Kamran also noted that the entire line was developed to be unisex from the start.

“We worked with a fragrance developer to come up with bespoke but hopefully broadly appealing fragrances - so that’s something that I would say is relatively unique,” she said.

“We didn’t want to lean into citrus, eucalyptus, botanical - I think a lot of brands can just easily go that direction. We took a lot of cues from some of the cool candle brands out to be a bit more sensorial and evoke some sort of emotion. So all of our fragrances have a name, and are supposed to be about memories.”

For example, Good Time's 'Summer's Here' body bar aims to replicate the feeling of a warm day with a mix of oils infused with parsley flakes, while the 'Morning Time' body bar contains notes of mandarin, thyme and lemon. Rounding out the trio, the 'Big Sky' body bar has a more earthy tone, and is infused with charcoal and sea kelp, with notes of pine needle, cedarwood, sandalwood and vetiver.

A person using Good Time

 

While the initial line is limited to five products, Kamran said Good Time was aiming on launching another trio of products either later this year or in early 2023, with the intention to provide “sustainable, high quality items that people want and need”.

In addition, the sister brand hopes to expand its distribution footprint from Australia and the US to also include the UK later this year.

And while purpose is at the heart of Good Time, ultimately Kamran said she wanted the products to speak for themselves first, rather than leaning on the philanthropic clout of Who Gives A Crap.

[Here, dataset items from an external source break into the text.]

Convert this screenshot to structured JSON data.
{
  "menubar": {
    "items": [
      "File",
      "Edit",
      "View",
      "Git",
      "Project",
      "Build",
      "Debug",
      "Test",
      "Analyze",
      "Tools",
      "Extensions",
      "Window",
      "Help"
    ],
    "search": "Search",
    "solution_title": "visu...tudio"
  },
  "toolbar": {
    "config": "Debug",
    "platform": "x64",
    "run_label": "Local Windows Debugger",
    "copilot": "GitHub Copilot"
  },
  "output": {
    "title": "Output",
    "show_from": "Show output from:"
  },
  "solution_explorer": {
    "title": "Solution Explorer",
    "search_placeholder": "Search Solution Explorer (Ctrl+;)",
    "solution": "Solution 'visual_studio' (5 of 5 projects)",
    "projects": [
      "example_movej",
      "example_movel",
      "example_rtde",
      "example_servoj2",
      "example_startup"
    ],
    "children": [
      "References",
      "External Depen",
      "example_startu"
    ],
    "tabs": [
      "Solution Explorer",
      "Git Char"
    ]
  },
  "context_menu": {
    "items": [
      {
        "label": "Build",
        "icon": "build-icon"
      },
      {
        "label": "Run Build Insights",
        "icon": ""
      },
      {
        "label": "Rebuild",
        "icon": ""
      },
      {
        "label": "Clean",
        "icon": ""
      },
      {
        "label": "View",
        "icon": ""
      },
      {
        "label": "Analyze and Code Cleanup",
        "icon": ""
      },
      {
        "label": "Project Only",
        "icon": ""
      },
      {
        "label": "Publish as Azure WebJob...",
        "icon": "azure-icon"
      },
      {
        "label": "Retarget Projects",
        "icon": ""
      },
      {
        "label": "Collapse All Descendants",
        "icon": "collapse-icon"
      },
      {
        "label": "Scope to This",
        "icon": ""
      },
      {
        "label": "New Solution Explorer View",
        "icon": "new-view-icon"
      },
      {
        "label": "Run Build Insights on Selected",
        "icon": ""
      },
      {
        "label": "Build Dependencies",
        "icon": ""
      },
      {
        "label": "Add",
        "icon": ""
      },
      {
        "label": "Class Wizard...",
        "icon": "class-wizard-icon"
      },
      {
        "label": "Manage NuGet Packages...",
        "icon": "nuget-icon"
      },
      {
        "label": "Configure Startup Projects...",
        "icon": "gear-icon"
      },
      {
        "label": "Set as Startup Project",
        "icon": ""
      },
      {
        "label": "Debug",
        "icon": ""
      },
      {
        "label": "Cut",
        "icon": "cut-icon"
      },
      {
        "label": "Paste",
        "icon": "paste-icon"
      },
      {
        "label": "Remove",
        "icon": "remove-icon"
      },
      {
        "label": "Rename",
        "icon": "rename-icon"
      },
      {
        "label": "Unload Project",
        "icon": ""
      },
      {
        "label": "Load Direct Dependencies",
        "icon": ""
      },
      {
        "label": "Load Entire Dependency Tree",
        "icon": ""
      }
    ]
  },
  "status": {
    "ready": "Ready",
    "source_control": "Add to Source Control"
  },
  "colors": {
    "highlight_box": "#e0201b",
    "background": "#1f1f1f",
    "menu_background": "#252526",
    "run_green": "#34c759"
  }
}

“I think a lot of bar brands and plastic-free products are really focused on what we call the ‘eco warriors’ - people that are willing to make a lot of sacrifices to be sustainable,” Kamran said.

“But we’re definitely leading with letting quality and brand experience speak first, and then the fact that it is both sustainable and 50 per cent of profits are donated is the extra cherry on top.

“We’re hoping to attract people that might be interested in making a habit switch and not necessarily just existing bar consumers switching to our program.”